Ci è capitato spesso che una volta raggiunta la cima, stanchi e appagati, il pensiero comune fosse di possedere un mezzo di teletrasporto per scendere velocemente fino al bar del parcheggio e trovare lì ad attenderci due belle birre fresche.
È il 2019 quando Mirco torna dalla Patagonia con l’idea di iniziare una nuova attività sportiva: volare in parapendio. L’ispirazione gli è venuta guardando l’amico Aaron Durogati (con cui ha condiviso il viaggio patagonico) che utilizza un parapendio leggero per la discesa, cosa che gli permette di accorciare di gran lunga i tempi di rientro e di aggiungere un pizzico di avventura alla salita.
La discesa in parapendio dalle cime che si sono appena scalate non è una invenzione recente. Jean-Marc Boivin, ancora verso la metà degli anni ’80, fu tra i primi a farlo. Memorabile rimane il concatenamento che fece di quattro pareti nord: il 18 marzo 1986 sale in solitaria in 17 ore la Goulotte Grassi-Comino sull’Aiguille Verte, la via Cornuau-Davaille sulle Droites, la via degli Svizzeri sulle Courtes e il Linceul sulle Grandes Jorasses, e soprattutto il primo volo col parapendio dalla vetta dell’Everest, il 26 settembre 1988.
Mirco inizia così il suo percorso per acquisire il brevetto di volo e poco dopo sento anch’io il desiderio di provare qualcosa di nuovo e, affascinato a mia volta dalle “Combo” di Aaron, decido di seguire Mirco che nel frattempo, causa un infortunio, non ha potuto finire il corso. È l’occasione buona per completare il corso insieme e, infatti, nel luglio 2021 conseguiamo entrambi il brevetto di volo.
Subito iniziamo a fantasticare su cosa potremmo fare con la vela nello zaino e immediatamente l’attenzione cade sulla Marmolada che già abbiamo scalato e sciato insieme. Salire la parete sud arrampicando, per poi volare dalla cima con il parapendio, diventa ben presto uno dei progetti da concretizzare. La formula che vogliamo adottare è di portarsi tutto in spalla, salire e scendere in giornata, motivo per cui scegliamo la classica via Don Quixote, aperta da Heinz Mariacher e Reinhard Schiestl nel 1979: via non di difficoltà tecniche elevate ma che, comunque, impegna per il suo lungo sviluppo di oltre 900 metri.

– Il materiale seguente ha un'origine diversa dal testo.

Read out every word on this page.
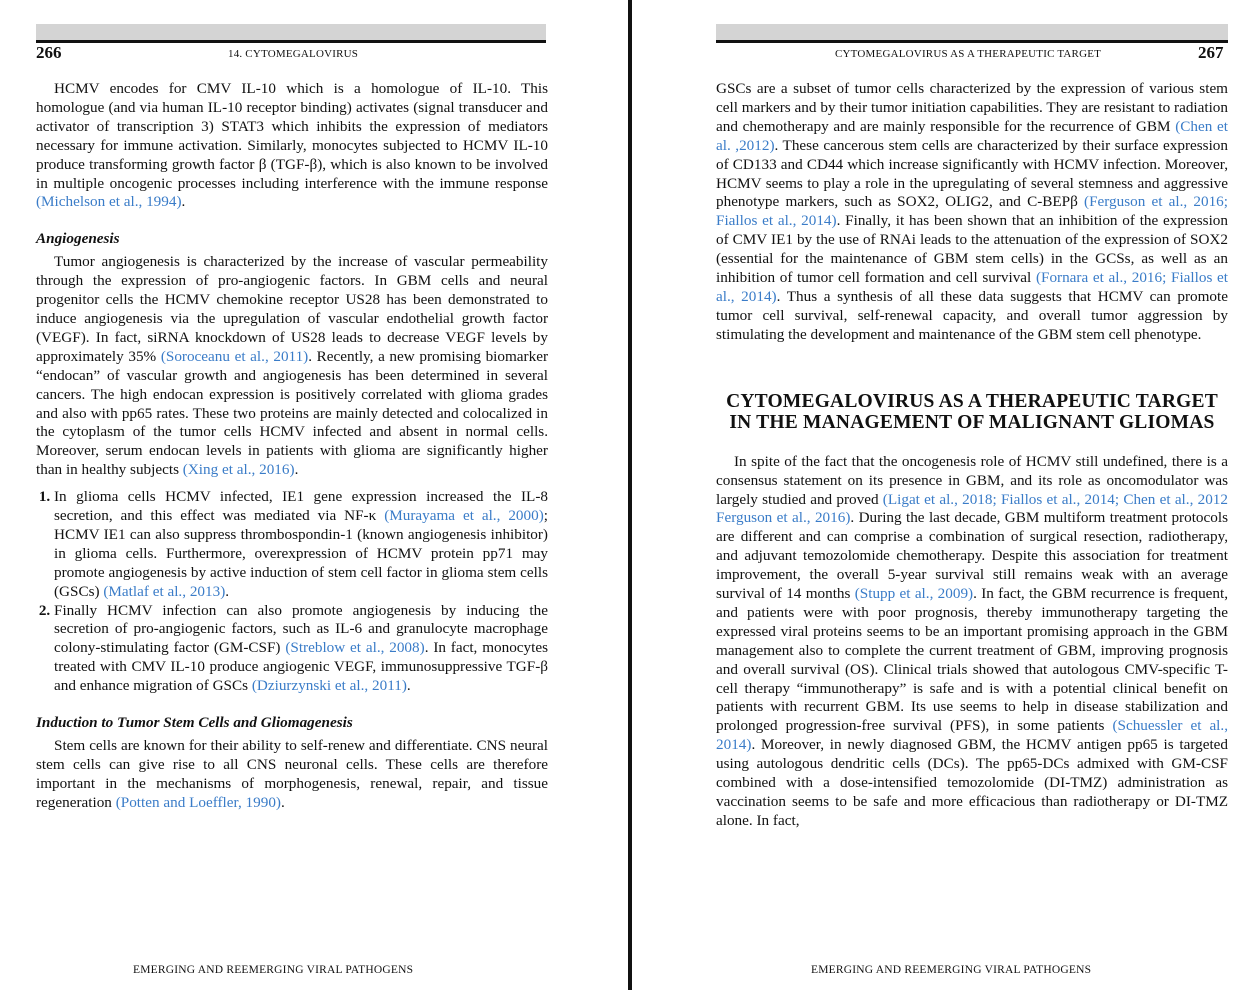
266	14. CYTOMEGALOVIRUS

HCMV encodes for CMV IL-10 which is a homologue of IL-10. This homologue (and via human IL-10 receptor binding) activates (signal transducer and activator of transcription 3) STAT3 which inhibits the expression of mediators necessary for immune activation. Similarly, monocytes subjected to HCMV IL-10 produce transforming growth factor β (TGF-β), which is also known to be involved in multiple oncogenic processes including interference with the immune response (Michelson et al., 1994).

Angiogenesis

Tumor angiogenesis is characterized by the increase of vascular permeability through the expression of pro-angiogenic factors. In GBM cells and neural progenitor cells the HCMV chemokine receptor US28 has been demonstrated to induce angiogenesis via the upregulation of vascular endothelial growth factor (VEGF). In fact, siRNA knockdown of US28 leads to decrease VEGF levels by approximately 35% (Soroceanu et al., 2011). Recently, a new promising biomarker “endocan” of vascular growth and angiogenesis has been determined in several cancers. The high endocan expression is positively correlated with glioma grades and also with pp65 rates. These two proteins are mainly detected and colocalized in the cytoplasm of the tumor cells HCMV infected and absent in normal cells. Moreover, serum endocan levels in patients with glioma are significantly higher than in healthy subjects (Xing et al., 2016).

1. In glioma cells HCMV infected, IE1 gene expression increased the IL-8 secretion, and this effect was mediated via NF-κ (Murayama et al., 2000); HCMV IE1 can also suppress thrombospondin-1 (known angiogenesis inhibitor) in glioma cells. Furthermore, overexpression of HCMV protein pp71 may promote angiogenesis by active induction of stem cell factor in glioma stem cells (GSCs) (Matlaf et al., 2013).
2. Finally HCMV infection can also promote angiogenesis by inducing the secretion of pro-angiogenic factors, such as IL-6 and granulocyte macrophage colony-stimulating factor (GM-CSF) (Streblow et al., 2008). In fact, monocytes treated with CMV IL-10 produce angiogenic VEGF, immunosuppressive TGF-β and enhance migration of GSCs (Dziurzynski et al., 2011).
Induction to Tumor Stem Cells and Gliomagenesis

Stem cells are known for their ability to self-renew and differentiate. CNS neural stem cells can give rise to all CNS neuronal cells. These cells are therefore important in the mechanisms of morphogenesis, renewal, repair, and tissue regeneration (Potten and Loeffler, 1990).

EMERGING AND REEMERGING VIRAL PATHOGENS
CYTOMEGALOVIRUS AS A THERAPEUTIC TARGET	267

GSCs are a subset of tumor cells characterized by the expression of various stem cell markers and by their tumor initiation capabilities. They are resistant to radiation and chemotherapy and are mainly responsible for the recurrence of GBM (Chen et al. ,2012). These cancerous stem cells are characterized by their surface expression of CD133 and CD44 which increase significantly with HCMV infection. Moreover, HCMV seems to play a role in the upregulating of several stemness and aggressive phenotype markers, such as SOX2, OLIG2, and C-BEPβ (Ferguson et al., 2016; Fiallos et al., 2014). Finally, it has been shown that an inhibition of the expression of CMV IE1 by the use of RNAi leads to the attenuation of the expression of SOX2 (essential for the maintenance of GBM stem cells) in the GCSs, as well as an inhibition of tumor cell formation and cell survival (Fornara et al., 2016; Fiallos et al., 2014). Thus a synthesis of all these data suggests that HCMV can promote tumor cell survival, self-renewal capacity, and overall tumor aggression by stimulating the development and maintenance of the GBM stem cell phenotype.

CYTOMEGALOVIRUS AS A THERAPEUTIC TARGET
IN THE MANAGEMENT OF MALIGNANT GLIOMAS

In spite of the fact that the oncogenesis role of HCMV still undefined, there is a consensus statement on its presence in GBM, and its role as oncomodulator was largely studied and proved (Ligat et al., 2018; Fiallos et al., 2014; Chen et al., 2012 Ferguson et al., 2016). During the last decade, GBM multiform treatment protocols are different and can comprise a combination of surgical resection, radiotherapy, and adjuvant temozolomide chemotherapy. Despite this association for treatment improvement, the overall 5-year survival still remains weak with an average survival of 14 months (Stupp et al., 2009). In fact, the GBM recurrence is frequent, and patients were with poor prognosis, thereby immunotherapy targeting the expressed viral proteins seems to be an important promising approach in the GBM management also to complete the current treatment of GBM, improving prognosis and overall survival (OS). Clinical trials showed that autologous CMV-specific T-cell therapy “immunotherapy” is safe and is with a potential clinical benefit on patients with recurrent GBM. Its use seems to help in disease stabilization and prolonged progression-free survival (PFS), in some patients (Schuessler et al., 2014). Moreover, in newly diagnosed GBM, the HCMV antigen pp65 is targeted using autologous dendritic cells (DCs). The pp65-DCs admixed with GM-CSF combined with a dose-intensified temozolomide (DI-TMZ) administration as vaccination seems to be safe and more efficacious than radiotherapy or DI-TMZ alone. In fact,

EMERGING AND REEMERGING VIRAL PATHOGENS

Arriva così il primo fine settimana di giugno. Sabato sembra sia l’unico giorno con meteo buono, anche se le previsioni danno vento sostenuto da sud per il pomeriggio e il nostro decollo ottimale chiederebbe invece vento da nord. Dubbiosi fino all’ultimo sul da farsi, ci diamo comunque appuntamento a Mas di Sedico il venerdì sera, con il programma di salire con due macchine, di cui una da lasciare al Passo Fedaia nel caso dovessimo scendere a piedi lungo il ghiacciaio (o quel poco che ne resta) se il vento non dovesse permetterci il decollo dalla cima.
Lasciamo la macchina di backup sul Passo Fedaia, scendiamo al parcheggio di Malga Ciapela, dove passiamo la notte nel furgone del Mircone. A dire il vero avevo proposto di salire e dormire al bivacco del rifugio Falier, per ridurre l’avvicinamento al mattino, ma Mirco che ha un bel motore al posto dei polmoni mi ha bocciato l’idea e come sempre mi tocca farmene una ragione.